The conventional thought in the United States is that the clamity of Pearl Harbor was a complete surprise. Americans are taught to believe that we were hit without warning and that there was no way to prepare a fight against the attacking Japanese. Textbooks and encyclopedias all give the same story of the peaceful Hawaiian harbor being destroyed by the Japanese in a matter of a few hours on a lazy Sunday morning. For instance, in the book The Story of America , the author states that “the Japanese struck Pearl Harbor without warning” and “The Americans caught completely by surprise, could offer only feeble resistance.” Unfortunately, this is not the whole truth. While the average Navy Seaman, Army Private, Airman, Marine and civilian had no idea what was coming, those in authority in America’s government did, starting with the President.
The U.S. had many reports from secret agents in foreign countries that the Japanese were planning to attack the United States. Most of the intelligence information specifically states that the attack would occur at Pearl Harbor. Reports of a planned attack even came from our own U.S. Ambassador to Japan (Persico 2001).
For instance, on January 27, 1941, Dr. Ricardo Rivera-Schreiber, who was the Peruvian envoy in Tokyo, informed Max Bishop, Secretary of the U. S. Embassy, that his spies had told him about a planned attack on Pearl Harbor. Bishop immediately told the U.S. Ambassador to Japan, Joseph C. Grew, who knew Schreiber well and felt that “he would never mislead me in anything he might pass on to me” (Prange 1981). Grew sent a wire to Washington D.C. with the information he had been given. No one in Washington believed the report. They thought it was a wild rumor and that Japan could never “pull off a surprise attack against the United States”(Tweeten 2005).
In July of 1941, a military attaché in Mexico reported to Washington that his sources had seen the Japanese building special small submarines to be used in attack on the American Navy in Pearl Harbor. The Mexican attache’ also stated that the Japanese were practicing surfacing and submerging the small subs (Willey 2005). This report was also ignored.
Also in July, a famous British secret agent named Dusko Popov, whose code name was “Tricycle,” gave information to the FBI that an attacke on Pearly Harbor was coming soon. The FBI told him that his information sounded like a set-up. They said it was “too precise, too complete to be believed,,,it sounds like a trap” (Willey 2005). A meeting wa set up between Popov and J. Edgar Hoover, the Director of the FBI, but Hoover kept the information to himself. (Persico 2001).

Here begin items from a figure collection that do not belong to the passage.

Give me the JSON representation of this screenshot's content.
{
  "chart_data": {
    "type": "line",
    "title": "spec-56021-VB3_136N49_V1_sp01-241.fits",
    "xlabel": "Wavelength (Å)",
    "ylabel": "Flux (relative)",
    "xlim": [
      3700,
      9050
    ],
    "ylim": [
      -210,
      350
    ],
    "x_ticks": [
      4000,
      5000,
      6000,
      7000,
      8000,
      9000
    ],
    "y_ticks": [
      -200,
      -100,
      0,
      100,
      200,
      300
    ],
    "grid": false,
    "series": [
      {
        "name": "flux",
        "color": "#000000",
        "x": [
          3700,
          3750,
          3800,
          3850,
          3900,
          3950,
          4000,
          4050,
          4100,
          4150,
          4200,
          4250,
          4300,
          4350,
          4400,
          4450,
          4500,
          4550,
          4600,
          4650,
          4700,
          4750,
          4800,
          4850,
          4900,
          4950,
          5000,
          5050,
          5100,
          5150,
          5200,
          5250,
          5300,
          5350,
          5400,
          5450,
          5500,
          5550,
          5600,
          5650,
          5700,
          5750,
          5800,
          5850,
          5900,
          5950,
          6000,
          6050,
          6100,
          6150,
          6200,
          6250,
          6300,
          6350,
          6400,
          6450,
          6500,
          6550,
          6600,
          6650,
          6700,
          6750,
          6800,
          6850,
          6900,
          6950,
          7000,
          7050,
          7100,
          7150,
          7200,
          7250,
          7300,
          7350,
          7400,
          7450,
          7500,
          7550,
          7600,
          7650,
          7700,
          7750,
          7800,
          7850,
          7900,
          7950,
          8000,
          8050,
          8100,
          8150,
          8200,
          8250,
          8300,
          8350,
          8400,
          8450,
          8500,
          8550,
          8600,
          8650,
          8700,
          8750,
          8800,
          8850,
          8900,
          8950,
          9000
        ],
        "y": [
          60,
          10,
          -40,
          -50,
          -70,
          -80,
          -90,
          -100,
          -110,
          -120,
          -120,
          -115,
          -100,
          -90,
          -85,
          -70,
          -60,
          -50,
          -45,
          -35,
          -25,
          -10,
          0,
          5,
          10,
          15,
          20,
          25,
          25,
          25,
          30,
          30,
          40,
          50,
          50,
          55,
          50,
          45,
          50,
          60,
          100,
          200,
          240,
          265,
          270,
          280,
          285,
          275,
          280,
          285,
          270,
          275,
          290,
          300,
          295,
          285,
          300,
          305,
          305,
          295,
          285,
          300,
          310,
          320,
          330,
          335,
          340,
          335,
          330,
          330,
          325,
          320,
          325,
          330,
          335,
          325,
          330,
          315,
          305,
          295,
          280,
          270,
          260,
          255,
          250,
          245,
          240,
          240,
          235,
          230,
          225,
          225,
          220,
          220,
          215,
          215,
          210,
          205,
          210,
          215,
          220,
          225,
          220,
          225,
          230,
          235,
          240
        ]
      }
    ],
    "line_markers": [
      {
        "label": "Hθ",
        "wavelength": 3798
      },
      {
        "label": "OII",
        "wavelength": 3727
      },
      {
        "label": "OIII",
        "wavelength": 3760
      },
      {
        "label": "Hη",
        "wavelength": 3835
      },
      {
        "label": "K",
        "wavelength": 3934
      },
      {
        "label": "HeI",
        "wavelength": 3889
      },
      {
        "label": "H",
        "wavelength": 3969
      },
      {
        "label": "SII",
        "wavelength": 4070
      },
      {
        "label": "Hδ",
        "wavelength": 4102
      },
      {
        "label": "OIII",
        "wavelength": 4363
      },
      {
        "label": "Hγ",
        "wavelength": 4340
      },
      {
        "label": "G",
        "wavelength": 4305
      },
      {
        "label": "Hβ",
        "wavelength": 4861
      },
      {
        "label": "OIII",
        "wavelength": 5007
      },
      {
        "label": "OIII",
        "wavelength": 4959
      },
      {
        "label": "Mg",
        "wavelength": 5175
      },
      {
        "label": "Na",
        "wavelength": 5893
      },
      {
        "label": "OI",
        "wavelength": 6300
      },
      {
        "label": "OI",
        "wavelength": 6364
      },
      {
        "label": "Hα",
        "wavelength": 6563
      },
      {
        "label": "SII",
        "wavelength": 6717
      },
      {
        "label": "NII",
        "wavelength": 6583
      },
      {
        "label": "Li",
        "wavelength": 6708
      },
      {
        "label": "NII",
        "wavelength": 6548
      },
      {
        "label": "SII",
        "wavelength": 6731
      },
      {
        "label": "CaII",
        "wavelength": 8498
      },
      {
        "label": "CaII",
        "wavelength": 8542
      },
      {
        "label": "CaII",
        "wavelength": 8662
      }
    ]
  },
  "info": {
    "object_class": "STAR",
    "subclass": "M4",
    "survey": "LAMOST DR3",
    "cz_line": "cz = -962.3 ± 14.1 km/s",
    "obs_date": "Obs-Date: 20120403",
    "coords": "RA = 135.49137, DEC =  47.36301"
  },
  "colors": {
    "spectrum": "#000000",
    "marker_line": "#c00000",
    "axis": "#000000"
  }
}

In addition, another secret agent told CBS newscaster Eric Severeid that the Korean underground intelligence had positive proof that Pearl Harbor would be attacked before Christmas. One spy had actually seen Admiral Yamamoto’s plans. This Korean spy’s name was Kisoo Hann and he spoke personally to a U.S. senator named Guy Gillette. Guy Gillette then took this information to the State Department, the Army and Navy Intelligence Office and the President. No one did anything with that information either (Willey 2005).
In October of 1941, the Soviet Union’s most famous spy, Richard Sorge told the Kremlin that Pearl Harbor would be attacked within a few months. Moscow informed the United States (Willey 2005). Sorge was caught in Japan and then hung (Prange 1986).
The anti-Nazi German Ambassador to the United States, Dr. Hans Thomsen, on November 13, 1941, gave a report to U.S. Intelligence that the Japanese would be attacking Pearly Harbor (Willey 2005).
These are just a few of the reports the American government received from secret intelligence sources. No one in authority in the U.S. government made these threats against Pearl Harbor known to those stationed at the base in Hawaii.
Sources used:
Persico, Joseph. Roosevelt’s Secret War. New York: Random House, 2001.
Prange, Gordon. At Dawn We Slept. New York: Penguin Putnam Inc., 1981.
Prange, Gordon. Pearl Harbor. New York: Penguin Putman Inc., 1986.
Tweten, Stone. “Road to Pearl Harbor.” 19 Jan 2005.
http://history.Acused.edu/gen/WW2Timeline/RD-Pearl.html.
Willey, Mark. Pearl Harbor Mother of All Conspiracies. 19 Jan. 2005.